ABSTRACT breaks down mind-blowing scientific research, future technologies, new discoveries and major breakthroughs.
Motility – the scientific term for the ability to move independently – is one of the most important characteristics for living organisms on Earth. But the origin of the cell’s ability to move remains a mystery to many scientists. However, new research in which scientists created the world’s smallest motile organism gives insight into how cell motility came about.
The study, which was published in Scientists progress Wednesday, is the result of a collaboration between graduate student Hana Kiyama, of Osaka City University’s Graduate School of Science, and Professor Makoto Miyatafrom the Graduate School of Science of Osaka Metropolitan University.
As the authors write in their paper, “Motility is observed in various phyla and arguably one of the major determinants of survival.” According to the article, cell motility is thought to arise from small movements of house proteins that are transmitted to a cell, but the proposed process has not been demonstrated experimentally. Their study is therefore a means of testing this theory.
In this experiment, the researchers genetically modified a synthetic bacterium named JCVI-syn-3b, or syn-3, which is nonmotile. To reconstruct syn-3, the group introduced seven genes that code for proteins likely involved in the swimming movement of spiroplasm bacteria. spiroplasm is a small bacterium known to “swim” by essentially changing its cytoskeleton. The introduced proteins evolved from the bacterial actin protein MreB. Actin is a multifunctional protein that is often responsible for cell motility. In an email to Motherboard, Miyata confirmed that prior to this experiment, no one had succeeded in making a minimally mobile synthetic bacterium.
“In a previous study, we suggested that cellular motilities evolved evolutionarily from housekeeping systems possessing movements,” Miyata told Motherboard in an email. “We intended to show evidence through experiments. We chose the spiroplasm system because we were also working on spiroplasm swimming.”
By introducing the proteins responsible for motility into spiroplasm in syn-3, the researchers succeeded in making the previously non-motile bacteria swim, as evidenced by a published video on the University’s YouTube account.
“We were surprised twice swimming by seven proteins and swimming by the proteins MreB4 and MreB5,” explained Miyata. “Hana Kiyama built these cells and observed the findings.

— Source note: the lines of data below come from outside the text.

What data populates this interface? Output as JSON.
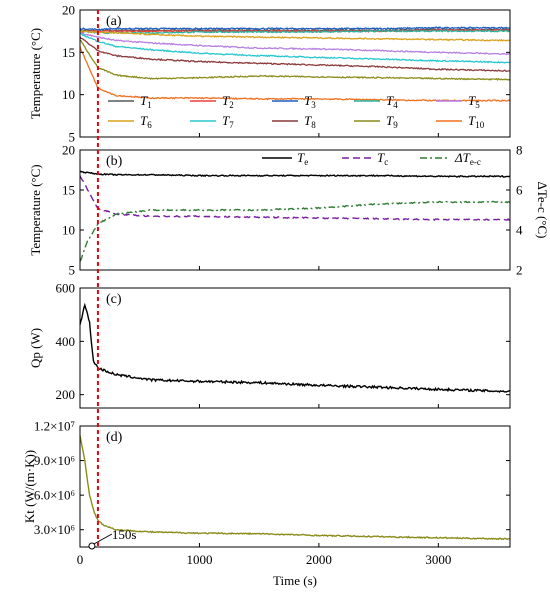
{
  "chart_data": [
    {
      "panel": "(a)",
      "type": "line",
      "ylabel": "Temperature (°C)",
      "xlim": [
        0,
        3600
      ],
      "ylim": [
        5,
        20
      ],
      "yticks": [
        "5",
        "10",
        "15",
        "20"
      ],
      "legend_placement": "bottom (5 columns, 2 rows)",
      "series": [
        {
          "name": "T1",
          "color": "#595959",
          "x": [
            0,
            150,
            300,
            600,
            1000,
            1500,
            2000,
            2500,
            3000,
            3600
          ],
          "y": [
            17.6,
            17.5,
            17.6,
            17.6,
            17.6,
            17.6,
            17.6,
            17.6,
            17.7,
            17.7
          ]
        },
        {
          "name": "T2",
          "color": "#e8413a",
          "x": [
            0,
            150,
            300,
            600,
            1000,
            1500,
            2000,
            2500,
            3000,
            3600
          ],
          "y": [
            17.4,
            17.5,
            17.5,
            17.5,
            17.5,
            17.5,
            17.5,
            17.5,
            17.6,
            17.6
          ]
        },
        {
          "name": "T3",
          "color": "#1f5fbf",
          "x": [
            0,
            150,
            300,
            600,
            1000,
            1500,
            2000,
            2500,
            3000,
            3600
          ],
          "y": [
            17.8,
            17.7,
            17.8,
            17.8,
            17.8,
            17.8,
            17.8,
            17.8,
            17.9,
            17.9
          ]
        },
        {
          "name": "T4",
          "color": "#2bb39e",
          "x": [
            0,
            150,
            300,
            600,
            1000,
            1500,
            2000,
            2500,
            3000,
            3600
          ],
          "y": [
            17.5,
            17.3,
            17.3,
            17.3,
            17.4,
            17.4,
            17.4,
            17.5,
            17.5,
            17.5
          ]
        },
        {
          "name": "T5",
          "color": "#b67fe0",
          "x": [
            0,
            150,
            300,
            600,
            1000,
            1500,
            2000,
            2500,
            3000,
            3600
          ],
          "y": [
            17.3,
            16.8,
            16.4,
            16.1,
            15.8,
            15.5,
            15.4,
            15.2,
            15.0,
            14.8
          ]
        },
        {
          "name": "T6",
          "color": "#d9a21b",
          "x": [
            0,
            150,
            300,
            600,
            1000,
            1500,
            2000,
            2500,
            3000,
            3600
          ],
          "y": [
            17.5,
            17.4,
            17.3,
            17.1,
            16.9,
            16.8,
            16.7,
            16.6,
            16.5,
            16.4
          ]
        },
        {
          "name": "T7",
          "color": "#27c7cf",
          "x": [
            0,
            150,
            300,
            600,
            1000,
            1500,
            2000,
            2500,
            3000,
            3600
          ],
          "y": [
            17.2,
            16.3,
            15.7,
            15.3,
            14.9,
            14.6,
            14.4,
            14.2,
            14.0,
            13.8
          ]
        },
        {
          "name": "T8",
          "color": "#8c3a3a",
          "x": [
            0,
            150,
            300,
            600,
            1000,
            1500,
            2000,
            2500,
            3000,
            3600
          ],
          "y": [
            16.8,
            15.2,
            14.6,
            14.2,
            13.9,
            13.7,
            13.5,
            13.3,
            13.0,
            12.8
          ]
        },
        {
          "name": "T9",
          "color": "#8c8c1c",
          "x": [
            0,
            150,
            300,
            600,
            1000,
            1500,
            2000,
            2500,
            3000,
            3600
          ],
          "y": [
            16.5,
            13.2,
            12.3,
            11.9,
            12.0,
            12.2,
            12.1,
            12.0,
            11.9,
            11.8
          ]
        },
        {
          "name": "T10",
          "color": "#f07020",
          "x": [
            0,
            150,
            300,
            600,
            1000,
            1500,
            2000,
            2500,
            3000,
            3600
          ],
          "y": [
            15.6,
            10.8,
            9.9,
            9.6,
            9.6,
            9.5,
            9.5,
            9.4,
            9.3,
            9.3
          ]
        }
      ]
    },
    {
      "panel": "(b)",
      "type": "line",
      "ylabel": "Temperature (°C)",
      "y2label": "ΔTe-c (°C)",
      "xlim": [
        0,
        3600
      ],
      "ylim": [
        5,
        20
      ],
      "y2lim": [
        2,
        8
      ],
      "yticks": [
        "5",
        "10",
        "15",
        "20"
      ],
      "y2ticks": [
        "2",
        "4",
        "6",
        "8"
      ],
      "legend_placement": "top",
      "series": [
        {
          "name": "Te",
          "axis": "left",
          "style": "solid",
          "color": "#000000",
          "x": [
            0,
            150,
            300,
            600,
            1000,
            1500,
            2000,
            2500,
            3000,
            3600
          ],
          "y": [
            17.3,
            17.0,
            16.9,
            16.9,
            16.8,
            16.8,
            16.8,
            16.8,
            16.7,
            16.7
          ]
        },
        {
          "name": "Tc",
          "axis": "left",
          "style": "dash",
          "color": "#7b1fa2",
          "x": [
            0,
            150,
            300,
            600,
            1000,
            1500,
            2000,
            2500,
            3000,
            3600
          ],
          "y": [
            16.8,
            12.7,
            12.0,
            11.7,
            11.7,
            11.6,
            11.5,
            11.4,
            11.3,
            11.3
          ]
        },
        {
          "name": "ΔTe-c",
          "axis": "right",
          "style": "dashdot",
          "color": "#2e7d32",
          "x": [
            0,
            60,
            150,
            300,
            600,
            1000,
            1500,
            2000,
            2500,
            3000,
            3600
          ],
          "y": [
            2.4,
            3.4,
            4.3,
            4.8,
            5.0,
            5.0,
            5.0,
            5.1,
            5.3,
            5.4,
            5.4
          ]
        }
      ]
    },
    {
      "panel": "(c)",
      "type": "line",
      "ylabel": "Qp (W)",
      "xlim": [
        0,
        3600
      ],
      "ylim": [
        150,
        600
      ],
      "yticks": [
        "200",
        "400",
        "600"
      ],
      "series": [
        {
          "name": "Qp",
          "color": "#000000",
          "x": [
            0,
            40,
            80,
            110,
            150,
            300,
            600,
            1000,
            1500,
            2000,
            2500,
            3000,
            3600
          ],
          "y": [
            460,
            540,
            470,
            330,
            300,
            275,
            255,
            250,
            245,
            235,
            228,
            220,
            212
          ]
        }
      ]
    },
    {
      "panel": "(d)",
      "type": "line",
      "ylabel": "Kt (W/(m·K))",
      "xlabel": "Time (s)",
      "xlim": [
        0,
        3600
      ],
      "ylim": [
        1500000,
        12000000
      ],
      "xticks": [
        "0",
        "1000",
        "2000",
        "3000"
      ],
      "yticks": [
        "3.0×10⁶",
        "6.0×10⁶",
        "9.0×10⁶",
        "1.2×10⁷"
      ],
      "annotation": "150s",
      "annotation_x": 150,
      "series": [
        {
          "name": "Kt",
          "color": "#8c8c1c",
          "x": [
            0,
            40,
            80,
            120,
            150,
            200,
            300,
            600,
            1000,
            1500,
            2000,
            2500,
            3000,
            3600
          ],
          "y": [
            11200000,
            9000000,
            6000000,
            4500000,
            3800000,
            3400000,
            3000000,
            2800000,
            2700000,
            2650000,
            2500000,
            2400000,
            2300000,
            2200000
          ]
        }
      ]
    }
  ],
  "marker": {
    "x": 150,
    "color": "#e8000b",
    "style": "dotted"
  }
}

She confirmed her observations and invited people in the same room to her microscope. We all understood immediately what happened, because we were waiting for his results with moderate stretches.
The researchers also wanted to see how the expression of different combinations of motility genes would affect bacteria genetically engineered to swim. In doing so, they found that expression of only two proteins was required to promote motility in syn-3, likely indicating that many proteins were redundant and demonstrating a minimal motility system.
“To the best of our knowledge, the motility system comprising only two proteins from the actin superfamily is the smallest system established to date,” the authors write. “Therefore, we can call it a ‘minimal mobile cell’.”
Although this study is primarily a proof of concept, it gives scientists a better understanding of how cell motility could have potentially originated and evolved.
In addition to the pure novelty of creating such a small swimmer, the new study sheds light on the origin of movement in the first mobile life forms to appear on Earth. For example, Miyata stated that the actin protein MreB is not involved in the motility of many other bacterial species, confirming that there are several different evolutionary pathways that have led to microbial movement.
“We are tracing the evolution from the ancestral MreB to the swimming MreB using the current system,” said Miyata, who added that the team was also testing other motility systems in their synthetic creature.
This also has implications for future creations. “The study of the world’s smallest bacterium with the smallest functional motor apparatus could be used to develop the movement of cell-mimicking microrobots or protein-based motors,” Professor Miyata said in a Press release.